3.1 Cross-community organization Cross-community organization is important because it helps to overcome some of the problems communities of practice create for themselves. For instance, isolated communities can get stuck in ruts, turning core competencies into core rigidities. When they do, they need external stimuli to propel them forward. Communities of practice, while powerful sources of knowledge, can easily be blinkered by the limitations of their own world view. In a study of technological innovation, for example, Raghu Garud and Michael A. Rappa [4] show how even the most sophisticated of knowledge workers can fail to recognize quite damning evidence. New knowledge often requires new forms of evaluation, and when the two are produced together, knowledge, belief, and evaluation may only reinforce one another, while evaluation independent of that belief appears irrelevant. Garud and Rappa's study explores this self-deluding/self-reinforcing social behavior in highly technological communities, where counterevidence is usually assumed to be easily capable of overwhelming belief.

3.2 From synthesis to synergy: the role of the management of the bank As we know from experience, cross-divisional synthesis is itself an achievement. But banks must reach beyond synthesis to synergy. In doing so, they both draw on and continuously create their unique organizational know-how their ability to do what their competitors cannot. For this they must produce true, coherent organizational knowledge. Banks that fail to achieve this particular synthesis are most likely to fall prey to market alternatives. We have to consider that some knowledge moves quite easily. People assume that it is explicit knowledge that moves easily and tacit knowledge that moves with difficulty. It is, rather, socially embedded knowledge that sticks, because it is deeply rooted in practice. Within communities, practice helps to generate knowledge and evince collective know-how. Consequently, trying to move the knowledge without the practice involves moving the know-what without the know-how. Due to its social origins, knowledge moves differently within communities than it does between them.

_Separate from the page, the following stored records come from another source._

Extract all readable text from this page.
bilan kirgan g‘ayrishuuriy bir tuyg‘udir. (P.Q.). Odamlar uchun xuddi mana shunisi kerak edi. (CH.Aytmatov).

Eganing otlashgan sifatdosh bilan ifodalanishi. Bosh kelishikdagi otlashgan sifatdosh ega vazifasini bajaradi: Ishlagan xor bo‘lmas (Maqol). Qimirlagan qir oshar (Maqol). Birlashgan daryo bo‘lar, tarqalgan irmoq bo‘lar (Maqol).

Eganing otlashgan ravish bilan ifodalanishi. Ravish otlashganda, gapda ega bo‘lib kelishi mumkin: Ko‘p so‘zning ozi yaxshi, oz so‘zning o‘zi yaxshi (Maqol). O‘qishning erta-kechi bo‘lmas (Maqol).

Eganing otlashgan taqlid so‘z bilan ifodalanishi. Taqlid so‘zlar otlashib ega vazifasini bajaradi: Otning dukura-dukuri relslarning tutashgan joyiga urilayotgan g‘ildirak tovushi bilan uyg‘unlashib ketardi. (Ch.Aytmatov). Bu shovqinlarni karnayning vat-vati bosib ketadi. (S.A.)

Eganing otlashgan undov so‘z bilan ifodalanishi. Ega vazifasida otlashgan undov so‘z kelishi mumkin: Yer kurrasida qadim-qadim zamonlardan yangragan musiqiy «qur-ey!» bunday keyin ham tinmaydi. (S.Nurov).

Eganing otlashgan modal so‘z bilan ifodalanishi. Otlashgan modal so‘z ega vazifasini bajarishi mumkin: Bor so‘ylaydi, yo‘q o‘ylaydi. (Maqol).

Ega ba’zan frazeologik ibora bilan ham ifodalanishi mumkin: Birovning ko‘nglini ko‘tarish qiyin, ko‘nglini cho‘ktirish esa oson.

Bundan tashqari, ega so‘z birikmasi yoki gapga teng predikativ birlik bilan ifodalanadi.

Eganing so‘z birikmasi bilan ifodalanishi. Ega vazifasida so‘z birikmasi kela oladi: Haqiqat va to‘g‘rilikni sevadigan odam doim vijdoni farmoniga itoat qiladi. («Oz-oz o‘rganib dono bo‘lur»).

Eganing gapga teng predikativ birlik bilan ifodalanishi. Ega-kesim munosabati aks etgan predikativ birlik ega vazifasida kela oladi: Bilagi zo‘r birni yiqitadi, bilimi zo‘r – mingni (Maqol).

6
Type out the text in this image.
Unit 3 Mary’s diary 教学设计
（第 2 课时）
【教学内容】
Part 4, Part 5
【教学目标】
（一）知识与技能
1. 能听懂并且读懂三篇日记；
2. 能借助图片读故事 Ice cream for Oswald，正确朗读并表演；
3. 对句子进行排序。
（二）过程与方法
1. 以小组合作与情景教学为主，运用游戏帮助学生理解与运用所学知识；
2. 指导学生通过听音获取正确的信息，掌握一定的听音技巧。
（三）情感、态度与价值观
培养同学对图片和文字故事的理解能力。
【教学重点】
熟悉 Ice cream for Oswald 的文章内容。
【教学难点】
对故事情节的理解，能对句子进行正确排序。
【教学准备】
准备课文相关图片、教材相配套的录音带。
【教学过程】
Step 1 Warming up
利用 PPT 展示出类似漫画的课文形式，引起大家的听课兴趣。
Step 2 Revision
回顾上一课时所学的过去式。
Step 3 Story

Within communities, knowledge is continuously embedded in practice and thus circulates easily. Members

of a community implicitly share a sense of what practice is and what the standards for judgment are, and this supports the spread of knowledge. Without this sharing, the community disintegrates. Different communities of practice have different standards, different ideas of what is significant, different priorities, and different evaluating criteria. Taking into account what it has been said, one of the primary roles of the bank management in such a knowledge ecology is to manage the border areas between quadrants. The richest opportunity area is that between the two expert language groupings at the top of the model. As we “make sense of the senseless”, so a group of interdipendent individuals who have pioneered that understanding develop an expert language that is as yet not fully articulated. It is very tacit, based on the common experience of sense making. Over time this will be codified at an appropriate level of abstraction and pass into a broader community of trainable experts. The borders between formal and informal actually cross each area. Informality creeps into competence groups, for example. Equally, in the main, it takes a corporate intervention to make sense of the senseless, so the bulk of that domain is formal. What we cannot do is to achieve a hub position which is the idealistic position adopted by the members of the mechanical/newtonian school.

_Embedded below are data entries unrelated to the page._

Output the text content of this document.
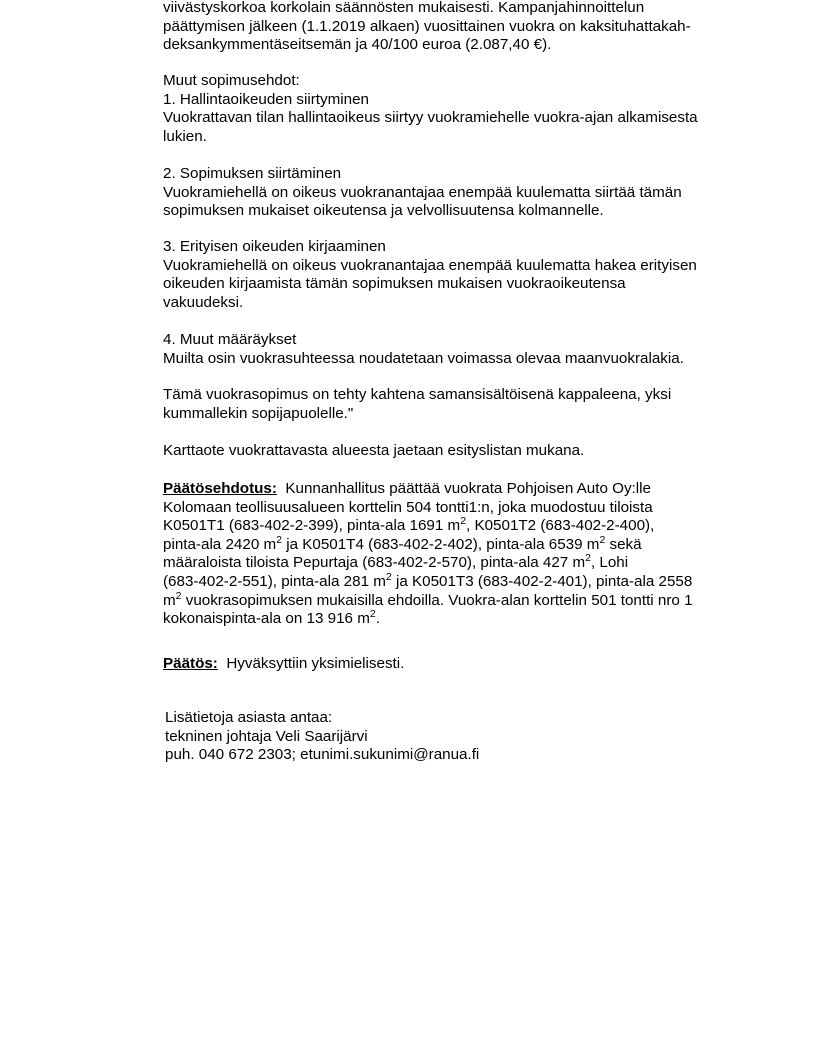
viivästyskorkoa korkolain säännösten mukaisesti. Kampanjahinnoittelun
päättymisen jälkeen (1.1.2019 alkaen) vuosittainen vuokra on kaksituhattakah-
deksankymmentäseitsemän ja 40/100 euroa (2.087,40 €).
Muut sopimusehdot:
1. Hallintaoikeuden siirtyminen
Vuokrattavan tilan hallintaoikeus siirtyy vuokramiehelle vuokra-ajan alkamisesta
lukien.
2. Sopimuksen siirtäminen
Vuokramiehellä on oikeus vuokranantajaa enempää kuulematta siirtää tämän
sopimuksen mukaiset oikeutensa ja velvollisuutensa kolmannelle.
3. Erityisen oikeuden kirjaaminen
Vuokramiehellä on oikeus vuokranantajaa enempää kuulematta hakea erityisen
oikeuden kirjaamista tämän sopimuksen mukaisen vuokraoikeutensa
vakuudeksi.
4. Muut määräykset
Muilta osin vuokrasuhteessa noudatetaan voimassa olevaa maanvuokralakia.
Tämä vuokrasopimus on tehty kahtena samansisältöisenä kappaleena, yksi
kummallekin sopijapuolelle."
Karttaote vuokrattavasta alueesta jaetaan esityslistan mukana.
Päätösehdotus:  Kunnanhallitus päättää vuokrata Pohjoisen Auto Oy:lle
Kolomaan teollisuusalueen korttelin 504 tontti1:n, joka muodostuu tiloista
K0501T1 (683-402-2-399), pinta-ala 1691 $m^2$, K0501T2 (683-402-2-400),
pinta-ala 2420 $m^2$ ja K0501T4 (683-402-2-402), pinta-ala 6539 $m^2$ sekä
määraloista tiloista Pepurtaja (683-402-2-570), pinta-ala 427 $m^2$, Lohi
(683-402-2-551), pinta-ala 281 $m^2$ ja K0501T3 (683-402-2-401), pinta-ala 2558
$m^2$ vuokrasopimuksen mukaisilla ehdoilla. Vuokra-alan korttelin 501 tontti nro 1
kokonaispinta-ala on 13 916 $m^2$.
Päätös:  Hyväksyttiin yksimielisesti.
Lisätietoja asiasta antaa:
tekninen johtaja Veli Saarijärvi
puh. 040 672 2303; etunimi.sukunimi@ranua.fi
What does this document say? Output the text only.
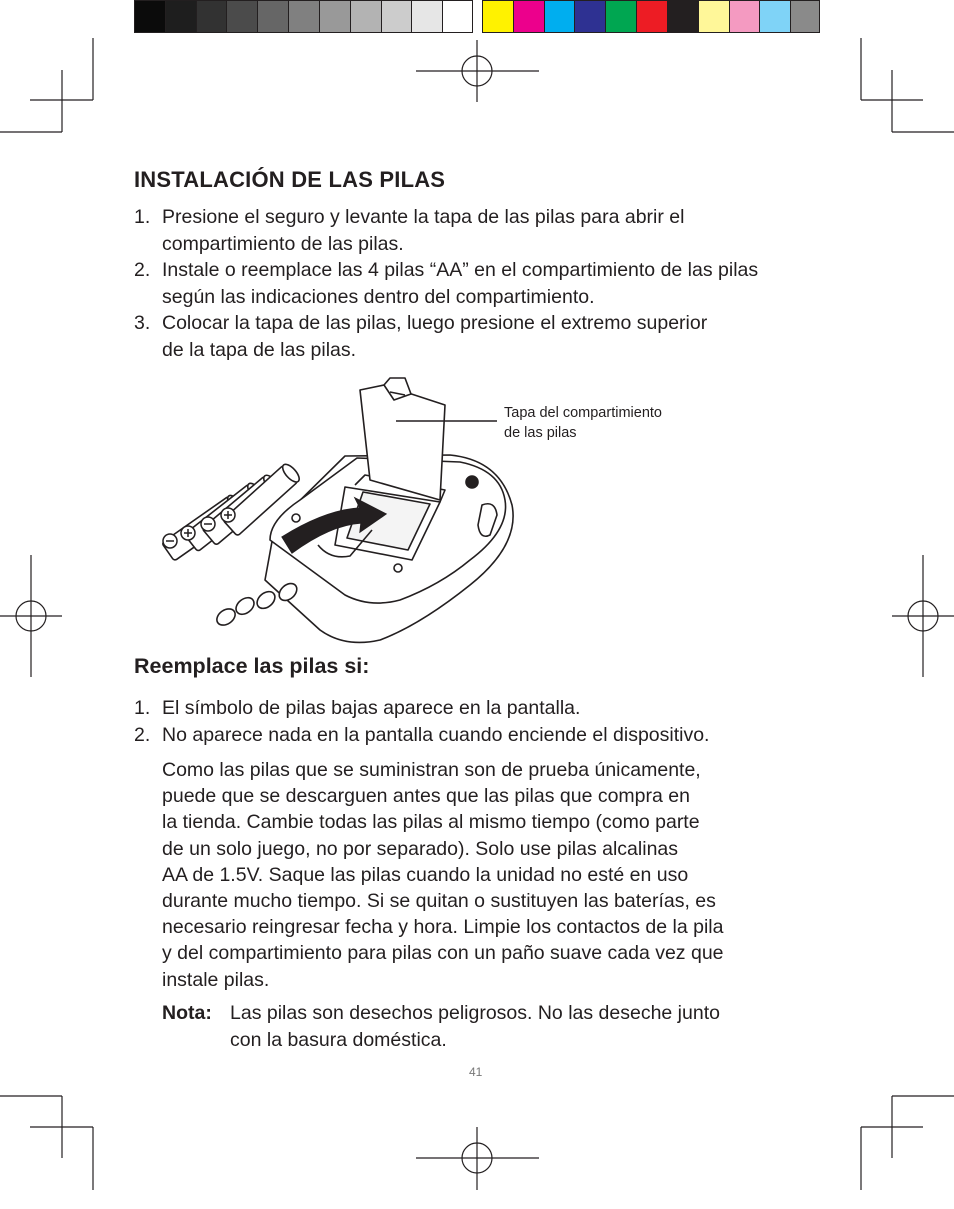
INSTALACIÓN DE LAS PILAS
1. Presione el seguro y levante la tapa de las pilas para abrir el
compartimiento de las pilas.
2. Instale o reemplace las 4 pilas “AA” en el compartimiento de las pilas
según las indicaciones dentro del compartimiento.
3. Colocar la tapa de las pilas, luego presione el extremo superior
de la tapa de las pilas.
Tapa del compartimiento
de las pilas
Reemplace las pilas si:
1. El símbolo de pilas bajas aparece en la pantalla.
2. No aparece nada en la pantalla cuando enciende el dispositivo.
Como las pilas que se suministran son de prueba únicamente,
puede que se descarguen antes que las pilas que compra en
la tienda. Cambie todas las pilas al mismo tiempo (como parte
de un solo juego, no por separado). Solo use pilas alcalinas
AA de 1.5V. Saque las pilas cuando la unidad no esté en uso
durante mucho tiempo. Si se quitan o sustituyen las baterías, es
necesario reingresar fecha y hora. Limpie los contactos de la pila
y del compartimiento para pilas con un paño suave cada vez que
instale pilas.
Nota: Las pilas son desechos peligrosos. No las deseche junto
con la basura doméstica.
41
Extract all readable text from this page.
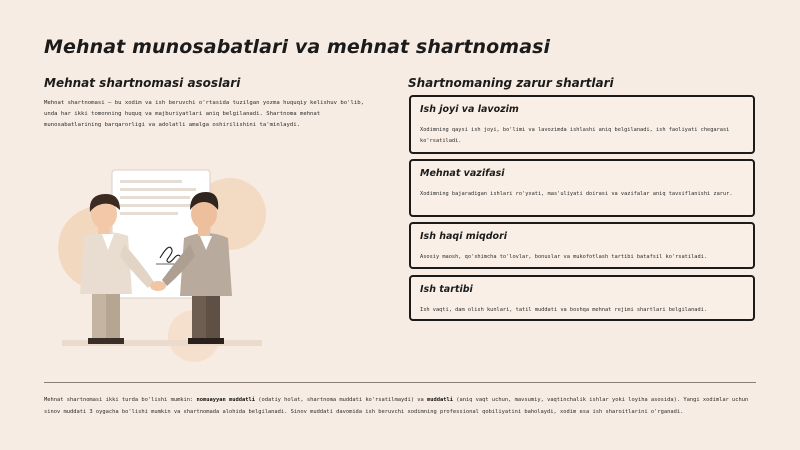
Mehnat munosabatlari va mehnat shartnomasi
Mehnat shartnomasi asoslari
Mehnat shartnomasi — bu xodim va ish beruvchi o'rtasida tuzilgan yozma huquqiy kelishuv bo'lib, unda har ikki tomonning huquq va majburiyatlari aniq belgilanadi. Shartnoma mehnat munosabatlarining barqarorligi va adolatli amalga oshirilishini ta'minlaydi.
Shartnomaning zarur shartlari
Ish joyi va lavozim
Xodimning qaysi ish joyi, bo'limi va lavozimda ishlashi aniq belgilanadi, ish faoliyati chegarasi ko'rsatiladi.
Mehnat vazifasi
Xodimning bajaradigan ishlari ro'yxati, mas'uliyati doirasi va vazifalar aniq tavsiflanishi zarur.
Ish haqi miqdori
Asosiy maosh, qo'shimcha to'lovlar, bonuslar va mukofotlash tartibi batafsil ko'rsatiladi.
Ish tartibi
Ish vaqti, dam olish kunlari, tatil muddati va boshqa mehnat rejimi shartlari belgilanadi.
Mehnat shartnomasi ikki turda bo'lishi mumkin: nomuayyan muddatli (odatiy holat, shartnoma muddati ko'rsatilmaydi) va muddatli (aniq vaqt uchun, mavsumiy, vaqtinchalik ishlar yoki loyiha asosida). Yangi xodimlar uchun sinov muddati 3 oygacha bo'lishi mumkin va shartnomada alohida belgilanadi. Sinov muddati davomida ish beruvchi xodimning professional qobiliyatini baholaydi, xodim esa ish sharoitlarini o'rganadi.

4. Conclusions Banks (as well as others KIOs) require diverse, specialized knowledge workers develop unique knowledge competences, and also collaborate in ways to create new knowledge that enhances the performance of the organization. The Cynefin model - where each quadrant represents a particular coalescence in time and space of a form of community with varying degrees of temporal continuity - helped us to classifiy communities inside a banking organization and the flow of knowledge esisting between them.